Znasz to uczucie, kiedy w lodówce pustki, a zjeść coś trzeba? Właśnie wtedy sięgam po ten przepis. Ta pasta uratowała mnie już nie raz, kiedy miałam tylko kilka minut i praktycznie nic konkretnego pod ręką. Wystarczą dwa niedrogie i łatwo dostępne składniki: groszek konserwowy i nasiona słonecznika. Reszta to tylko dodatki, które możesz wykorzystać ale nie musisz. A efekt? Zaskakująco kremowa, lekko orzechowa, świeża pasta, którą możesz rozsmarować na chlebie, użyć jako farszu albo jeść łyżką prosto z miseczki. Dlaczego warto? Bo to najprostszy sposób na błyskawiczną, zdrową i sycącą przekąskę. Zobacz, jak łatwo ją zrobić.
Przepis na „awaryjną" pastę z groszku
Na naszym kanale nadawczym znajdziesz różne przepisy na smarowidła, od staropolskiego smalczyku po pasztety i gęste konfitury, ale ta pasta jest wyjątkowo szybka i prosta. Wykorzystuję groszek z puszki, bo może bardzo długo stać w spiżarni i nie trzeba nic z nim robić – wystarczy odsączyć.
Składniki:
Podstawowe (obowiązkowe):
- 300 g groszku konserwowego (odsączonego z zalewy)
- 4 łyżki nasion słonecznika (uprażonych na suchej patelni)
Opcjonalne dodatki:
- 1 łyżka oliwy z oliwek
- posiekana natki pietruszki lub mięta
- 1 łyżeczka soku z cytryny
Sposób przygotowania:
- Wrzuć groszek do wysokiego naczynia lub malaksera.
- Dodaj uprażone wcześniej pestki słonecznika. Podgrzane na suchej patelni zyskują głębię smaku i uwalniają tłuszcze, co przyda się podczas miksowania.
- Zblenduj całość na dość gładką masę. Jeśli masa jest za gęsta, dodaj odrobinę wody lub oliwy.
- Teraz czas na dodatki, oczywiście opcjonalnie. Wmieszaj oliwę, sok z cytryny, posiekaną natkę. Pasuje tu również mięta lub koperek. Dopraw do smaku solą i pieprzem.

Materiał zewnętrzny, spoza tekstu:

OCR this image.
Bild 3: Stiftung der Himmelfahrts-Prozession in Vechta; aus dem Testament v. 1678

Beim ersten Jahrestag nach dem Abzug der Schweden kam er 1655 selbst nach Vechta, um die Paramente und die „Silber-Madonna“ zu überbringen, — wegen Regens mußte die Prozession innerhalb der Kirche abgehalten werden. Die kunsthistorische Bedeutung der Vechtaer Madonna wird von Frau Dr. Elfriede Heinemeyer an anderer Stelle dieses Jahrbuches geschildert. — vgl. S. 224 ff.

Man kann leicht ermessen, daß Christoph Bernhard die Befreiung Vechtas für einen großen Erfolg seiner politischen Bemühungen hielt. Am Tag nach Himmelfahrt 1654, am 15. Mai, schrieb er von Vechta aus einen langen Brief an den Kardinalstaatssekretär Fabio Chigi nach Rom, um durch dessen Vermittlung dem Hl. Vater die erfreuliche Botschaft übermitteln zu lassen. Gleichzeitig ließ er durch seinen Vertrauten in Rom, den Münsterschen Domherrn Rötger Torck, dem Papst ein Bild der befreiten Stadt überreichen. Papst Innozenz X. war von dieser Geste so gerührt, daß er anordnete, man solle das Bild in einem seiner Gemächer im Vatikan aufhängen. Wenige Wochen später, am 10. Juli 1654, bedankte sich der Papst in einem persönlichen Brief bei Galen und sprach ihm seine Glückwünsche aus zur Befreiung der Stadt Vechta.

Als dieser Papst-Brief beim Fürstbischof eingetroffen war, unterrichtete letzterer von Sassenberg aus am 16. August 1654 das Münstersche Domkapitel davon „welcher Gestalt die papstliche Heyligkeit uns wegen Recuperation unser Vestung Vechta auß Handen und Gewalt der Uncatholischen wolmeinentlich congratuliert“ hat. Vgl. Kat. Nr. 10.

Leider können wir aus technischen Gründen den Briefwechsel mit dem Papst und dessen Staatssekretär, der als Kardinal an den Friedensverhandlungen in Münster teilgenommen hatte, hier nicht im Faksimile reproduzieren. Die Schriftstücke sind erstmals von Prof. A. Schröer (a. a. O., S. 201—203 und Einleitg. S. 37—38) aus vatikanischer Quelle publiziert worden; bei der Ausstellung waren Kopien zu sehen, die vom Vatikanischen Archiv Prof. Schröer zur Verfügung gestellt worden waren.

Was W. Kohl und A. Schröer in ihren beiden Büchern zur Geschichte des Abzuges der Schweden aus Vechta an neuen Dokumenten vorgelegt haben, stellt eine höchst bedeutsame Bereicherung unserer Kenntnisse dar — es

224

- Podawaj od razu albo przechowuj w lodówce, bo najlepiej smakuje po godzinie chłodzenia. Gdy zamkniesz pastę w szczelnym słoiczku, wytrzyma w chłodzie około tygodnia.
Jak podawać pastę z groszku konserwowego?
Najprościej rozsmaruj ją na kromce chleba. Najlepiej pasuje do pieczywa razowego, żytniego albo domowej focacci. Możesz też posmarować nią tosty i dodać plasterki ogórka kiszonego albo pomidora. Świetnie komponuje się z jajkiem na twardo.
Jeśli wolisz coś mniej klasycznego, wykorzystaj ją jako smarowidło do tortilli – dodaj sałatę, warzywa i zawiń w rulon. Z powodzeniem sprawdzi się też jako farsz do wytrawnych naleśników, szczególnie jeśli wzbogacisz ją o czosnek lub zioła. Możesz ją też wykorzystać jako dip do warzyw. Wystarczy pokroić w słupki marchewkę, selera naciowego albo paprykę. Nada się też do nadziania łódeczek z cukinii lub bakłażana, które można potem zapiec albo podać na zimno.
Świetnie sprawdza się również jako składnik sałatek. Wystarczy dodać łyżkę do mieszanki liści i warzyw, żeby uzyskać coś na kształt kremowego dressingu. Połącz ja na przykład z rzodkiewką, ciecierzycą i suszonymi pomidorami. To naprawdę uniwersalna pasta, a wszystko zależy od tego, co akurat masz w kuchni.